Retention management for Envers audit table

Hello,

A few years ago go we used envers to have an audit log on some tables for our application.
At the time the question of “how long are we going to keep theses audit record ?” was not asked and since then the GDPR came in to play which forces us to think about it.

My first naive idea was to just drop records belonging to older revisions that have to be removed but this will eventually leave some records with no audit record linked to it.
I remember that, at the time, we had to populate the audit table with an initial snapshot of the table’s content because we had errors regarding missing initial records (even though we are not using the Validity Audit Strategy).

Therefore my question is: how can I implement a retention mechanism for audit table without breaking the application ?

1 Like

For simplicity for the moment, lets table GDPR.

Now since you are not using the ValidityAuditStrategy, would your retention policy be something along the lines of if the revision is older than X days, it should be discarded?

I’m sorry what do you mean by “lets table GDPR” ?

What I would like to achieve is indeed removing any revision (from revinfo table) and their related records (from *_aud tables) older than 2 month.
And I whish to run this removal on a daily basis.

What I meant was lets not consider it and just focus on retention first.

You have a few options and which you use depends how you want the data to look after you do this.

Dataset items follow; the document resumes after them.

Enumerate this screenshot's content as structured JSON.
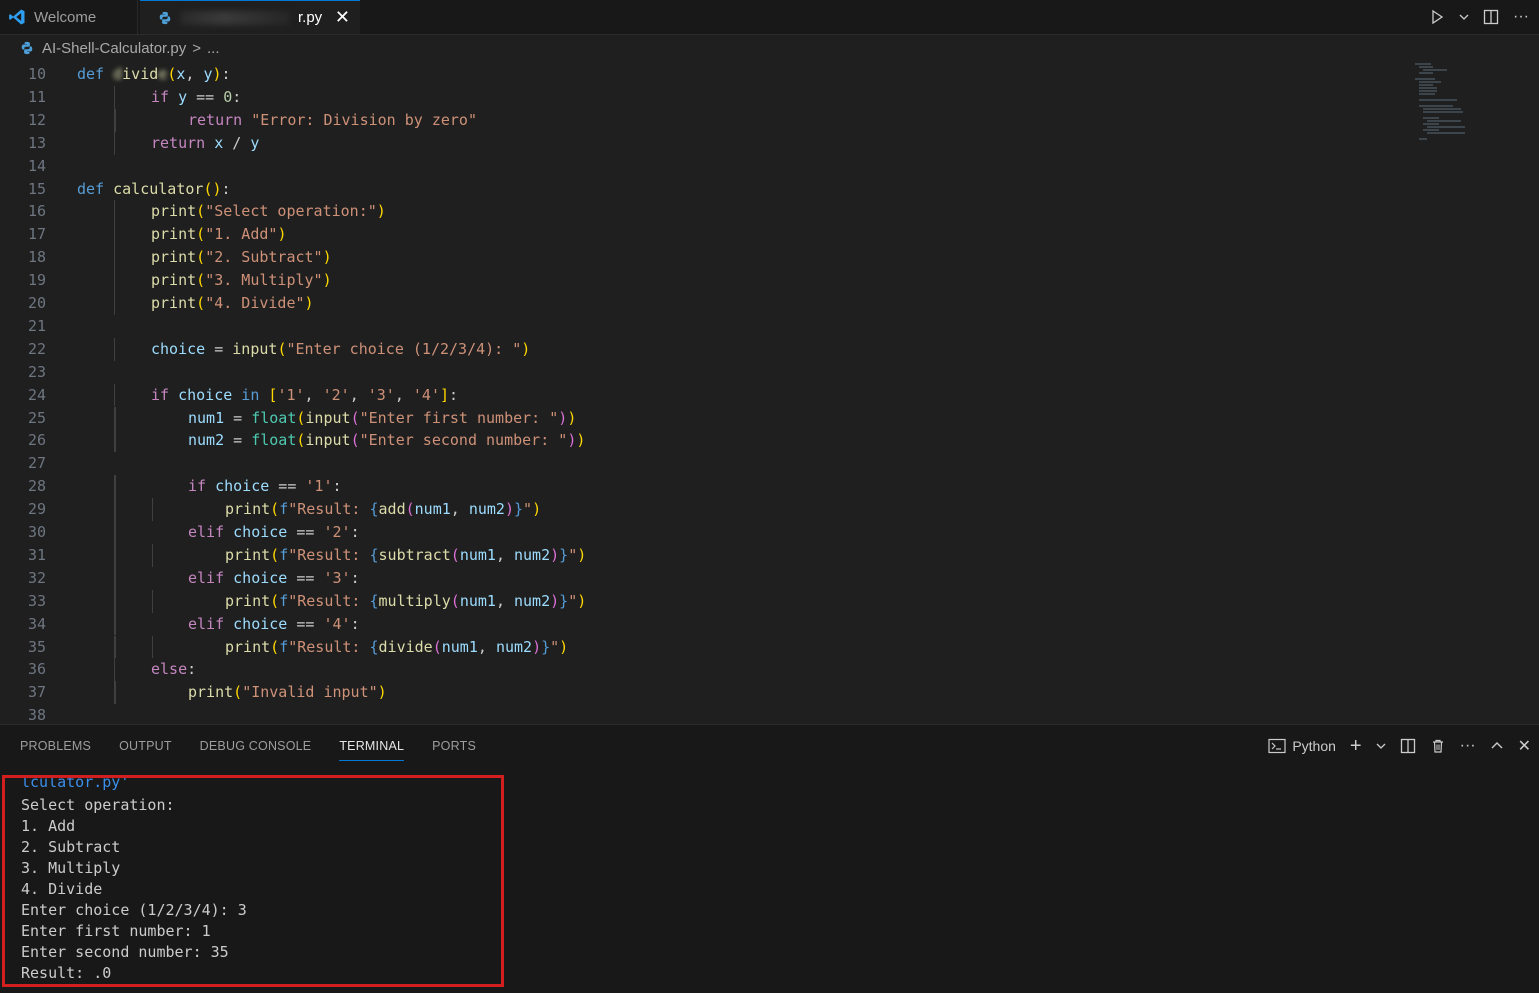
{
  "tabs": [
    {
      "label": "Welcome",
      "icon": "vscode-logo-icon"
    },
    {
      "label": "r.py",
      "icon": "python-file-icon",
      "obscured_prefix": true
    }
  ],
  "breadcrumb": {
    "file": "AI-Shell-Calculator.py",
    "separator": ">",
    "rest": "..."
  },
  "editor": {
    "lines": [
      {
        "n": "10",
        "indent": 0,
        "tokens": [
          [
            "kw",
            "def "
          ],
          [
            "fn blurtxt",
            "d"
          ],
          [
            "fn",
            "ivid"
          ],
          [
            "fn blurtxt",
            "e"
          ],
          [
            "p1",
            "("
          ],
          [
            "var",
            "x"
          ],
          [
            "",
            ", "
          ],
          [
            "var",
            "y"
          ],
          [
            "p1",
            ")"
          ],
          [
            "",
            ":"
          ]
        ]
      },
      {
        "n": "11",
        "indent": 2,
        "tokens": [
          [
            "ctl",
            "if "
          ],
          [
            "var",
            "y"
          ],
          [
            "",
            " == "
          ],
          [
            "num",
            "0"
          ],
          [
            "",
            ":"
          ]
        ]
      },
      {
        "n": "12",
        "indent": 3,
        "tokens": [
          [
            "ctl",
            "return "
          ],
          [
            "str",
            "\"Error: Division by zero\""
          ]
        ]
      },
      {
        "n": "13",
        "indent": 2,
        "tokens": [
          [
            "ctl",
            "return "
          ],
          [
            "var",
            "x"
          ],
          [
            "",
            " / "
          ],
          [
            "var",
            "y"
          ]
        ]
      },
      {
        "n": "14",
        "indent": 0,
        "tokens": []
      },
      {
        "n": "15",
        "indent": 0,
        "tokens": [
          [
            "kw",
            "def "
          ],
          [
            "fn",
            "calculator"
          ],
          [
            "p1",
            "()"
          ],
          [
            "",
            ":"
          ]
        ]
      },
      {
        "n": "16",
        "indent": 2,
        "tokens": [
          [
            "fn",
            "print"
          ],
          [
            "p1",
            "("
          ],
          [
            "str",
            "\"Select operation:\""
          ],
          [
            "p1",
            ")"
          ]
        ]
      },
      {
        "n": "17",
        "indent": 2,
        "tokens": [
          [
            "fn",
            "print"
          ],
          [
            "p1",
            "("
          ],
          [
            "str",
            "\"1. Add\""
          ],
          [
            "p1",
            ")"
          ]
        ]
      },
      {
        "n": "18",
        "indent": 2,
        "tokens": [
          [
            "fn",
            "print"
          ],
          [
            "p1",
            "("
          ],
          [
            "str",
            "\"2. Subtract\""
          ],
          [
            "p1",
            ")"
          ]
        ]
      },
      {
        "n": "19",
        "indent": 2,
        "tokens": [
          [
            "fn",
            "print"
          ],
          [
            "p1",
            "("
          ],
          [
            "str",
            "\"3. Multiply\""
          ],
          [
            "p1",
            ")"
          ]
        ]
      },
      {
        "n": "20",
        "indent": 2,
        "tokens": [
          [
            "fn",
            "print"
          ],
          [
            "p1",
            "("
          ],
          [
            "str",
            "\"4. Divide\""
          ],
          [
            "p1",
            ")"
          ]
        ]
      },
      {
        "n": "21",
        "indent": 0,
        "tokens": []
      },
      {
        "n": "22",
        "indent": 2,
        "tokens": [
          [
            "var",
            "choice"
          ],
          [
            "",
            " = "
          ],
          [
            "fn",
            "input"
          ],
          [
            "p1",
            "("
          ],
          [
            "str",
            "\"Enter choice (1/2/3/4): \""
          ],
          [
            "p1",
            ")"
          ]
        ]
      },
      {
        "n": "23",
        "indent": 0,
        "tokens": []
      },
      {
        "n": "24",
        "indent": 2,
        "tokens": [
          [
            "ctl",
            "if "
          ],
          [
            "var",
            "choice"
          ],
          [
            "kw",
            " in "
          ],
          [
            "p1",
            "["
          ],
          [
            "str",
            "'1'"
          ],
          [
            "",
            ", "
          ],
          [
            "str",
            "'2'"
          ],
          [
            "",
            ", "
          ],
          [
            "str",
            "'3'"
          ],
          [
            "",
            ", "
          ],
          [
            "str",
            "'4'"
          ],
          [
            "p1",
            "]"
          ],
          [
            "",
            ":"
          ]
        ]
      },
      {
        "n": "25",
        "indent": 3,
        "tokens": [
          [
            "var",
            "num1"
          ],
          [
            "",
            " = "
          ],
          [
            "bi",
            "float"
          ],
          [
            "p1",
            "("
          ],
          [
            "fn",
            "input"
          ],
          [
            "p2",
            "("
          ],
          [
            "str",
            "\"Enter first number: \""
          ],
          [
            "p2",
            ")"
          ],
          [
            "p1",
            ")"
          ]
        ]
      },
      {
        "n": "26",
        "indent": 3,
        "tokens": [
          [
            "var",
            "num2"
          ],
          [
            "",
            " = "
          ],
          [
            "bi",
            "float"
          ],
          [
            "p1",
            "("
          ],
          [
            "fn",
            "input"
          ],
          [
            "p2",
            "("
          ],
          [
            "str",
            "\"Enter second number: \""
          ],
          [
            "p2",
            ")"
          ],
          [
            "p1",
            ")"
          ]
        ]
      },
      {
        "n": "27",
        "indent": 0,
        "tokens": []
      },
      {
        "n": "28",
        "indent": 3,
        "tokens": [
          [
            "ctl",
            "if "
          ],
          [
            "var",
            "choice"
          ],
          [
            "",
            " == "
          ],
          [
            "str",
            "'1'"
          ],
          [
            "",
            ":"
          ]
        ]
      },
      {
        "n": "29",
        "indent": 4,
        "tokens": [
          [
            "fn",
            "print"
          ],
          [
            "p1",
            "("
          ],
          [
            "kw",
            "f"
          ],
          [
            "str",
            "\"Result: "
          ],
          [
            "kw",
            "{"
          ],
          [
            "fn",
            "add"
          ],
          [
            "p2",
            "("
          ],
          [
            "var",
            "num1"
          ],
          [
            "",
            ", "
          ],
          [
            "var",
            "num2"
          ],
          [
            "p2",
            ")"
          ],
          [
            "kw",
            "}"
          ],
          [
            "str",
            "\""
          ],
          [
            "p1",
            ")"
          ]
        ]
      },
      {
        "n": "30",
        "indent": 3,
        "tokens": [
          [
            "ctl",
            "elif "
          ],
          [
            "var",
            "choice"
          ],
          [
            "",
            " == "
          ],
          [
            "str",
            "'2'"
          ],
          [
            "",
            ":"
          ]
        ]
      },
      {
        "n": "31",
        "indent": 4,
        "tokens": [
          [
            "fn",
            "print"
          ],
          [
            "p1",
            "("
          ],
          [
            "kw",
            "f"
          ],
          [
            "str",
            "\"Result: "
          ],
          [
            "kw",
            "{"
          ],
          [
            "fn",
            "subtract"
          ],
          [
            "p2",
            "("
          ],
          [
            "var",
            "num1"
          ],
          [
            "",
            ", "
          ],
          [
            "var",
            "num2"
          ],
          [
            "p2",
            ")"
          ],
          [
            "kw",
            "}"
          ],
          [
            "str",
            "\""
          ],
          [
            "p1",
            ")"
          ]
        ]
      },
      {
        "n": "32",
        "indent": 3,
        "tokens": [
          [
            "ctl",
            "elif "
          ],
          [
            "var",
            "choice"
          ],
          [
            "",
            " == "
          ],
          [
            "str",
            "'3'"
          ],
          [
            "",
            ":"
          ]
        ]
      },
      {
        "n": "33",
        "indent": 4,
        "tokens": [
          [
            "fn",
            "print"
          ],
          [
            "p1",
            "("
          ],
          [
            "kw",
            "f"
          ],
          [
            "str",
            "\"Result: "
          ],
          [
            "kw",
            "{"
          ],
          [
            "fn",
            "multiply"
          ],
          [
            "p2",
            "("
          ],
          [
            "var",
            "num1"
          ],
          [
            "",
            ", "
          ],
          [
            "var",
            "num2"
          ],
          [
            "p2",
            ")"
          ],
          [
            "kw",
            "}"
          ],
          [
            "str",
            "\""
          ],
          [
            "p1",
            ")"
          ]
        ]
      },
      {
        "n": "34",
        "indent": 3,
        "tokens": [
          [
            "ctl",
            "elif "
          ],
          [
            "var",
            "choice"
          ],
          [
            "",
            " == "
          ],
          [
            "str",
            "'4'"
          ],
          [
            "",
            ":"
          ]
        ]
      },
      {
        "n": "35",
        "indent": 4,
        "tokens": [
          [
            "fn",
            "print"
          ],
          [
            "p1",
            "("
          ],
          [
            "kw",
            "f"
          ],
          [
            "str",
            "\"Result: "
          ],
          [
            "kw",
            "{"
          ],
          [
            "fn",
            "divide"
          ],
          [
            "p2",
            "("
          ],
          [
            "var",
            "num1"
          ],
          [
            "",
            ", "
          ],
          [
            "var",
            "num2"
          ],
          [
            "p2",
            ")"
          ],
          [
            "kw",
            "}"
          ],
          [
            "str",
            "\""
          ],
          [
            "p1",
            ")"
          ]
        ]
      },
      {
        "n": "36",
        "indent": 2,
        "tokens": [
          [
            "ctl",
            "else"
          ],
          [
            "",
            ":"
          ]
        ]
      },
      {
        "n": "37",
        "indent": 3,
        "tokens": [
          [
            "fn",
            "print"
          ],
          [
            "p1",
            "("
          ],
          [
            "str",
            "\"Invalid input\""
          ],
          [
            "p1",
            ")"
          ]
        ]
      },
      {
        "n": "38",
        "indent": 0,
        "tokens": []
      }
    ]
  },
  "panel": {
    "tabs": [
      "PROBLEMS",
      "OUTPUT",
      "DEBUG CONSOLE",
      "TERMINAL",
      "PORTS"
    ],
    "active_tab": "TERMINAL",
    "terminal_profile": "Python"
  },
  "terminal": {
    "cut_line": "lculator.py'",
    "lines": [
      "Select operation:",
      "1. Add",
      "2. Subtract",
      "3. Multiply",
      "4. Divide",
      "Enter choice (1/2/3/4): 3",
      "Enter first number: 1",
      "Enter second number: 35",
      "Result: .0"
    ]
  },
  "colors": {
    "accent": "#0078d4",
    "highlight_box": "#d11f1f"
  }
}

Remove all revisions prior to retention range

In this use case, you would basically examine the REVINFO table and find all entries with a timestamp value older than the intended retention range and from there iterate over all the tables removing any revisions that are less-than that revision.

You will need to iterate the _AUD tables in such a way that should constraints between the _AUD tables exist that you aren’t violating them so that the database operation succeeds.

What I personally find as a downside to this approach is you will eventually loose sight of when a row was actually first created. The history of a given row may be that the first insert is older than the retention range but the updates and/or removals are still relevant. If that’s of no concern for your organization, great.

Remove all update revisions prior to retention range, preserve insert/delete

In this use case, you would do precisely the same behavior as the other approach, but instead you would also examine the REVTYPE column value as well. The only time a row could be removed is if the value of that column represents the RevisionType.MOD value, which numerically is 1, again where the REV column’s revision number value are those with a timestamp less-than the retention range.

From an auditor perspective, its often less important to keep track of all the smaller incremental updates to a row over its lifetime, but having a clear picture when it started and when it ended can be far more valuable depending on the context of data being kept.

Typically most of the audit history maintained for rows in any system are where a row is updated, so by only focusing on those types of revision types, you can reduce the overall size of your audit data pretty substantially but maintaining a decent life-cycle history of the actual row itself.

HTH.
Chris

Very great answer thanks !

I did not think about using the REVTYPE as a filter but this will certainly help keeping the tables at a managable size.

It might not be enough for the GDPR constraint though because at some point I’ll have to erase any trace of some records, but I think of a way for doing it.

Many thanks again !

I’m not exactly well versed on all the permissible ways to work with GDPR or what you absolutely must do in order to remain compliant, specifically when a request is received to erase private data of individuals. That said, I believe the same steps you’d take in your main database hold true for the audit schema.

  1. Identify rows to be removed or made anonymous.
    Maintain this list of row primary keys per table.

  2. Use the primary keys of tables in step 1 to find audit rows for those identifiers.
    In this step you basically look at the associated _AUD tables based on the rows you’ve modified or deleted in step 1 and get all entries regardless of the revision. You would either elect to update columns to make the data anonymous (if that’s permissible, removing the person’s identity) or you would delete the rows entirely.

  3. For all rows deleted in step 2, maintain list of revision numbers to review.
    After all the _AUD_ tables have had their GDPR request rows purged, you’ll want to review the revisions that were touched to see if any valid foreign-key references still exist per revision.

    If a revision in REVINFO no longer has any rows in any corresponding _AUD table, you’ll likely want to consider deleting the row from the REVINFO table as well or perhaps use a custom revision entity for REVINFO where you add a new column that your purge process can mark accordingly so that you can see there was once entries associated to that revision but due to GDPR requests, those have since been purged from record. Knowing how strict certain audit requirements can be, doing the latter is probably the most ideal and optimal choice, but that’s entirely up to your situation.

Hope that sheds some light on it from the GDPR perspective at least.

Chris

Thanks again,

It gives very good directions I definitely will follow.